Noah Misch <noah@leadboat.com> writes:
> On Sat, Jun 06, 2020 at 07:11:51PM -0400, Tom Lane wrote:
>> I wonder whether we could just drop the configure-time
>> test for useshrplib.
> Losing that would not hurt much. This solution relies on all other Perl
> configure tests getting the same answer from /usr/bin/perl that they would get
> from /usr/bin/perl*gnu.
Aye, there's the rub.
> thorntail currently does behave that way:
Does not, you mean? This part looks pretty fatal to the idea:
> @@ -919,7 +920,7 @@
> lib_ext='.a'
> libc='libc-2.31.so'
> libdb_needs_pthread='N'
> -libperl='libperl.a'
> +libperl='libperl.so.5.30'
> libpth='/usr/local/lib /usr/include/sparc64-linux-gnu /usr/lib /lib/sparc64-linux-gnu /lib/../lib
/usr/lib/sparc64-linux-gnu/usr/lib/../lib /lib'
> libs='-lgdbm -lgdbm_compat -ldb -ldl -lm -lpthread -lc -lcrypt'
> libsdirs=' /usr/lib/sparc64-linux-gnu'
We can't accept linking plperl to the static libperl.a --- even if it
manages to work, which it won't on some hardware, that would result in
libperl becoming embedded in plperl.so.

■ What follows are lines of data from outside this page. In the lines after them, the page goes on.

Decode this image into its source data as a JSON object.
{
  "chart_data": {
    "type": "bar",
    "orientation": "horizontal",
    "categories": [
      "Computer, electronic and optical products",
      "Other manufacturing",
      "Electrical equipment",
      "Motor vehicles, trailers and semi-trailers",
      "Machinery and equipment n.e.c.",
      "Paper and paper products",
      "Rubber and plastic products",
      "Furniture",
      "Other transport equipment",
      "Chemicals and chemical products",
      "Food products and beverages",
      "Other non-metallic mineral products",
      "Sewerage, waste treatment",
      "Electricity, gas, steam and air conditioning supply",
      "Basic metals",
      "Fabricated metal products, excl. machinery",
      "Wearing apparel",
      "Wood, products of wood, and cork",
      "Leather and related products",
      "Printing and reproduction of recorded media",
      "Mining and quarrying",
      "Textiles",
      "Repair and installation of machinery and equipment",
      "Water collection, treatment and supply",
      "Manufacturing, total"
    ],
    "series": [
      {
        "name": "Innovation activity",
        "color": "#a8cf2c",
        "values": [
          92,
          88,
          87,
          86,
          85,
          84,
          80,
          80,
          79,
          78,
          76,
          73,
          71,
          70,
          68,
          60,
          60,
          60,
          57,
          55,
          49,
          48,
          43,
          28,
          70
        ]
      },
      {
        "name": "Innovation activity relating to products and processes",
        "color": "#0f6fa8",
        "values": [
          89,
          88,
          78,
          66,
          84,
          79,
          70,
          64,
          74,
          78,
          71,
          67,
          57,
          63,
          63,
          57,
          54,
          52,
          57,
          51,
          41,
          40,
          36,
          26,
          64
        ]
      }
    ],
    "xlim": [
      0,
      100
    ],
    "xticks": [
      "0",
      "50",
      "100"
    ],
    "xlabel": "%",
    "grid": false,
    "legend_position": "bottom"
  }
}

That breaks every rule of good
distribution management.
I fear we shall have to push back against this as a breaking change.
We can't realistically be expected to look for some non-default version
of perl to get our build settings from.
However ... if I'm reading perl.m4 correctly, what actually matters
here is what we get from
$PERL -MExtUtils::Embed -e ldopts
Could you double-check what that produces in each case?